Protecting Pollinators

by Gay Chanler

One in every three bites of food consumed is the result of pollination by honeybees. But as we learned in an engaging presentation on Sunday afternoon at Slow Food Nations, the problem involves more than honeybees. Around the world, thousands of other pollinators, including bats, moths, butterflies, and birds are endangered, threatening the reproductive capacity of entire ecosystems, food supplies, and ultimately human existence.

Kristen Schafer of Pesticide Action Network (PAN), beekeepers and activists Sue Anderson (People and Pollinators Action Network) and Jennifer Holmes (Hani Honey Company, Chair, Florida State Beekeepers Assoc., Slow Bees) amplified the alarms, describing the crisis with numbers, charts and maps.

They point out that insects make up 70% of all animal species and constitute a structural and functional base of many of the world’s ecosystems. Additionally, the loss of one species affects the balance of the others, setting up an insurgency of species damaging to food production, either by destroying crops or making them harder to grow.

These pollinator activists highlighted the dangerous new changes in government policy around agricultural chemical use, and detailed ways for people to take personal and civic action to head off a looming catastrophe.

The root causes of pollinator decline are multiple: habitat loss, GM treated crop seeds, agricultural chemicals such as neonicotinoids, (Neonics), Round Up, and a new one- sulfoxaflor for which toxicity  study information has not been made available.

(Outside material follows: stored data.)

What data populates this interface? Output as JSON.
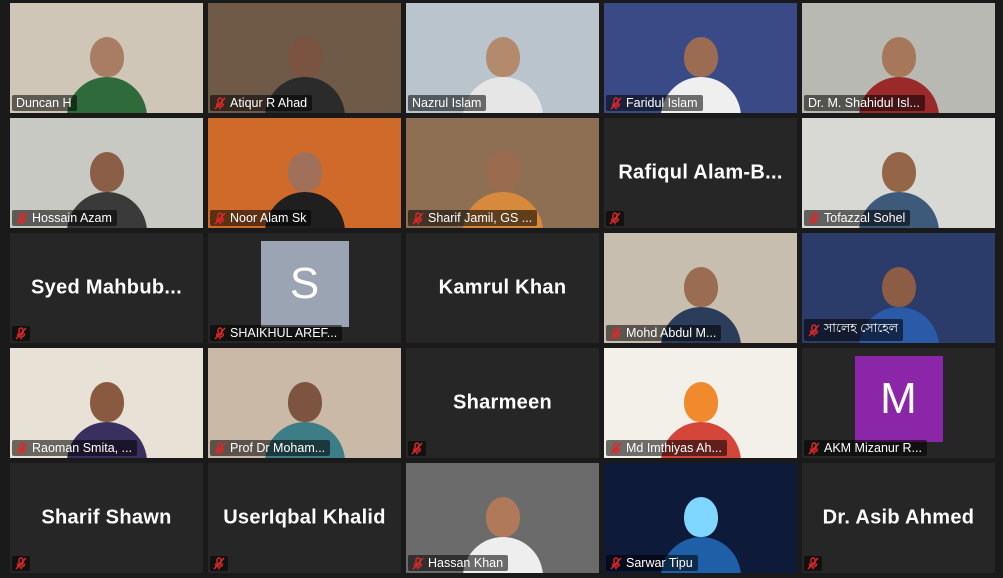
{
  "meeting": {
    "colors": {
      "active_speaker_border": "#d6e07a",
      "muted_icon": "#e02828",
      "tile_background": "#262626"
    },
    "participants": [
      {
        "name": "Duncan H",
        "label": "Duncan H",
        "video": true,
        "muted": false,
        "active_speaker": true,
        "scene": {
          "bg": "#cfc6b8",
          "head": "#a97c64",
          "body": "#2f6a3a"
        }
      },
      {
        "name": "Atiqur R Ahad",
        "label": "Atiqur R Ahad",
        "video": true,
        "muted": true,
        "scene": {
          "bg": "#6f5a48",
          "head": "#7a5440",
          "body": "#2b2b2b"
        }
      },
      {
        "name": "Nazrul Islam",
        "label": "Nazrul Islam",
        "video": true,
        "muted": false,
        "scene": {
          "bg": "#b9c4cc",
          "head": "#b48a6c",
          "body": "#e6e6e6"
        }
      },
      {
        "name": "Faridul Islam",
        "label": "Faridul Islam",
        "video": true,
        "muted": true,
        "scene": {
          "bg": "#3a4a86",
          "head": "#9b6c52",
          "body": "#efefef"
        }
      },
      {
        "name": "Dr. M. Shahidul Isl...",
        "label": "Dr. M. Shahidul Isl...",
        "video": true,
        "muted": false,
        "scene": {
          "bg": "#b8b9b2",
          "head": "#a67758",
          "body": "#9a2a2a"
        }
      },
      {
        "name": "Hossain Azam",
        "label": "Hossain Azam",
        "video": true,
        "muted": true,
        "scene": {
          "bg": "#c9c9c4",
          "head": "#8b5e47",
          "body": "#3a3a3a"
        }
      },
      {
        "name": "Noor Alam Sk",
        "label": "Noor Alam  Sk",
        "video": true,
        "muted": true,
        "scene": {
          "bg": "#d06a2a",
          "head": "#a0705a",
          "body": "#1f1f1f"
        }
      },
      {
        "name": "Sharif Jamil, GS ...",
        "label": "Sharif Jamil, GS ...",
        "video": true,
        "muted": true,
        "scene": {
          "bg": "#8e6f53",
          "head": "#9b6b4f",
          "body": "#d88a3c"
        }
      },
      {
        "name": "Rafiqul Alam-B...",
        "label": "",
        "video": false,
        "muted": true,
        "display": "Rafiqul  Alam-B..."
      },
      {
        "name": "Tofazzal Sohel",
        "label": "Tofazzal Sohel",
        "video": true,
        "muted": true,
        "scene": {
          "bg": "#d8d8d4",
          "head": "#956548",
          "body": "#3d5a7a"
        }
      },
      {
        "name": "Syed Mahbub...",
        "label": "",
        "video": false,
        "muted": true,
        "display": "Syed  Mahbub..."
      },
      {
        "name": "SHAIKHUL AREF...",
        "label": "SHAIKHUL AREF...",
        "video": false,
        "muted": true,
        "avatar_letter": "S",
        "avatar_color": "#9aa4b2"
      },
      {
        "name": "Kamrul Khan",
        "label": "",
        "video": false,
        "muted": false,
        "display": "Kamrul Khan"
      },
      {
        "name": "Mohd Abdul M...",
        "label": "Mohd Abdul M...",
        "video": true,
        "muted": true,
        "scene": {
          "bg": "#c8beb0",
          "head": "#9a6d52",
          "body": "#2c3d5c"
        }
      },
      {
        "name": "সালেহ সোহেল",
        "label": "সালেহ সোহেল",
        "video": true,
        "muted": true,
        "scene": {
          "bg": "#2b3b6a",
          "head": "#8c5c45",
          "body": "#2a5aa8"
        }
      },
      {
        "name": "Raoman Smita, ...",
        "label": "Raoman Smita, ...",
        "video": true,
        "muted": true,
        "scene": {
          "bg": "#e8e2d6",
          "head": "#8a5a40",
          "body": "#3a3060"
        }
      },
      {
        "name": "Prof Dr Moham...",
        "label": "Prof Dr Moham...",
        "video": true,
        "muted": true,
        "scene": {
          "bg": "#c9b9a6",
          "head": "#7d5440",
          "body": "#3c7d86"
        }
      },
      {
        "name": "Sharmeen",
        "label": "",
        "video": false,
        "muted": true,
        "display": "Sharmeen"
      },
      {
        "name": "Md Imthiyas Ah...",
        "label": "Md Imthiyas Ah...",
        "video": true,
        "muted": true,
        "scene": {
          "bg": "#f3efe9",
          "head": "#f08a2c",
          "body": "#d4463a"
        }
      },
      {
        "name": "AKM Mizanur R...",
        "label": "AKM Mizanur R...",
        "video": false,
        "muted": true,
        "avatar_letter": "M",
        "avatar_color": "#8b26a8"
      },
      {
        "name": "Sharif Shawn",
        "label": "",
        "video": false,
        "muted": true,
        "display": "Sharif Shawn"
      },
      {
        "name": "UserIqbal Khalid",
        "label": "",
        "video": false,
        "muted": true,
        "display": "UserIqbal Khalid"
      },
      {
        "name": "Hassan Khan",
        "label": "Hassan Khan",
        "video": true,
        "muted": true,
        "scene": {
          "bg": "#6b6b6b",
          "head": "#b07a5a",
          "body": "#eeeeee"
        }
      },
      {
        "name": "Sarwar Tipu",
        "label": "Sarwar Tipu",
        "video": true,
        "muted": true,
        "scene": {
          "bg": "#0d1a3a",
          "head": "#7fd6ff",
          "body": "#1f5fa8"
        }
      },
      {
        "name": "Dr. Asib Ahmed",
        "label": "",
        "video": false,
        "muted": true,
        "display": "Dr. Asib Ahmed"
      }
    ]
  }
}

One hundred and twenty four pesticides have been found in pollen samples. Furthermore, what is called the “tank mix” – the combined mix of chemicals to be sprayed on crops in  a single application- has not been studied for interactive chemical effects. What are labeled “inert ingredients” can also be harmful, and they are not labeled as such.

As Sue explained, these chemicals are registered and approved by the EPA with data provided by the manufacturers themselves. While the EU, Brazil, China and other countries have taken steps to ban or limit neonics and other bee-harming agricultural chemicals, the Trump administration has recently rolled back regulations intended to control or ban them in the US.

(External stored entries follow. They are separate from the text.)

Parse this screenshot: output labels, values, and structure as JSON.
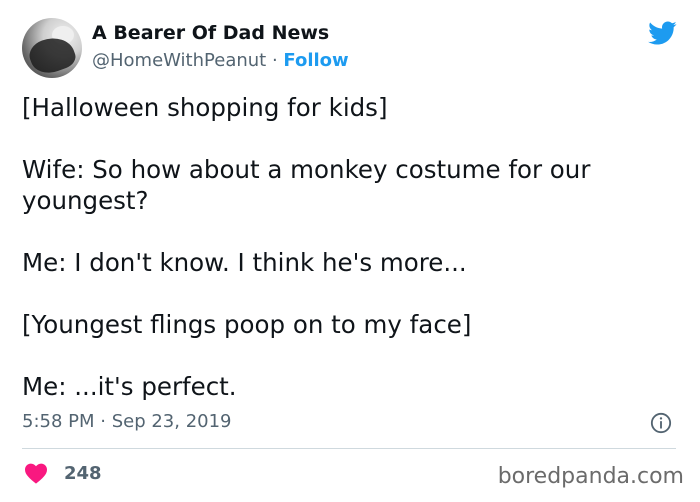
{
  "author": {
    "name": "A Bearer Of Dad News",
    "handle": "@HomeWithPeanut",
    "separator": " · ",
    "follow_label": "Follow"
  },
  "tweet": {
    "lines": [
      "[Halloween shopping for kids]",
      "Wife: So how about a monkey costume for our youngest?",
      "Me: I don't know. I think he's more...",
      "[Youngest flings poop on to my face]",
      "Me: ...it's perfect."
    ],
    "timestamp": "5:58 PM · Sep 23, 2019"
  },
  "engagement": {
    "likes": "248"
  },
  "watermark": "boredpanda.com",
  "icons": {
    "platform": "twitter-bird-icon",
    "info": "info-icon",
    "like": "heart-icon"
  },
  "colors": {
    "accent": "#1d9bf0",
    "heart": "#f91880",
    "muted": "#536471",
    "text": "#0f1419"
  }
}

The good news is that a network of non-profit organizations including a new effort by Slow Food, are joining forces to fill the research and informational gaps created by Federal funding and regulatory cuts. These groups are also working across the media to educate the public and take political action.

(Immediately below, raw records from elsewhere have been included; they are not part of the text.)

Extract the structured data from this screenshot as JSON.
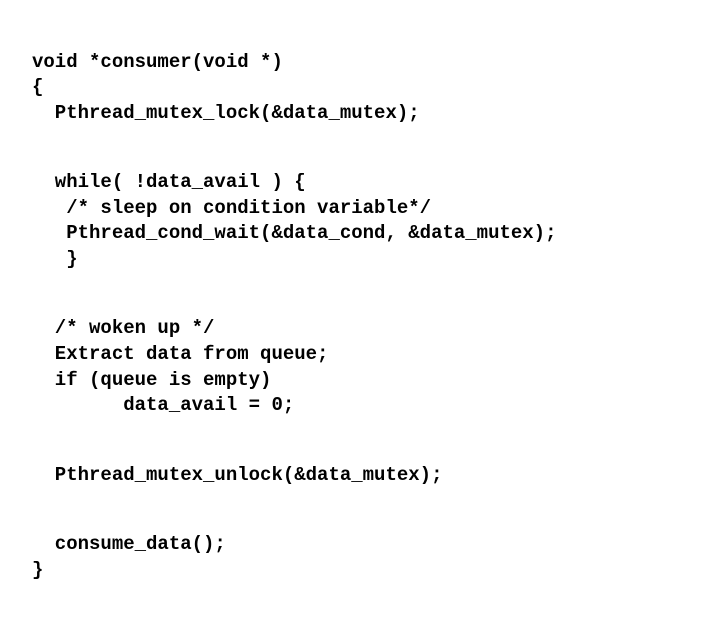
{
  "code": {
    "p1": {
      "l1": "void *consumer(void *)",
      "l2": "{",
      "l3": "  Pthread_mutex_lock(&data_mutex);"
    },
    "p2": {
      "l1": "  while( !data_avail ) {",
      "l2": "   /* sleep on condition variable*/",
      "l3": "   Pthread_cond_wait(&data_cond, &data_mutex);",
      "l4": "   }"
    },
    "p3": {
      "l1": "  /* woken up */",
      "l2": "  Extract data from queue;",
      "l3": "  if (queue is empty)",
      "l4": "        data_avail = 0;"
    },
    "p4": {
      "l1": "  Pthread_mutex_unlock(&data_mutex);"
    },
    "p5": {
      "l1": "  consume_data();",
      "l2": "}"
    }
  }
}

The presenters encourage the following actions :

  • “Save Our Pollinators Act”:  HR2854.
    • Call your Congressman right away to ensure that they vote in favor of this legislation.
  • Change your Backyard Practices:
    • Plant flowers, and ask the greenhouse or grower if they have been pre-treated or sprayed. Learn what to plant, when, and what pollinators the plant benefits.
    • Replace your lawn, or parts of it with pollinator friendly plants. Allow dandelions and white clover to grow.
    • Remove weeds by hand, and use mulch to prevent re-growth
    • Add pollinator hotels to provide habitat for broods.
  • Get Involved:
    • Encourage local city and county administrators to be pollinator friendly in their landscape practices in parks, ball fields and roadside maintenance
    • Speak to neighbors about pesticide use. One way to approach this topic is through food and pollination needs– everyone wants peaches and tomatoes!
  • Actively resist State preemption laws: these are laws  that permit the state government to preempt local ordinances and laws that attempt to regulate pesticide use and other problems like plastic bags

 

These are just a few examples of what is being done or can be done on a personal and political level to protect pollinators. The cause could not be more urgent, and the time to take action is now.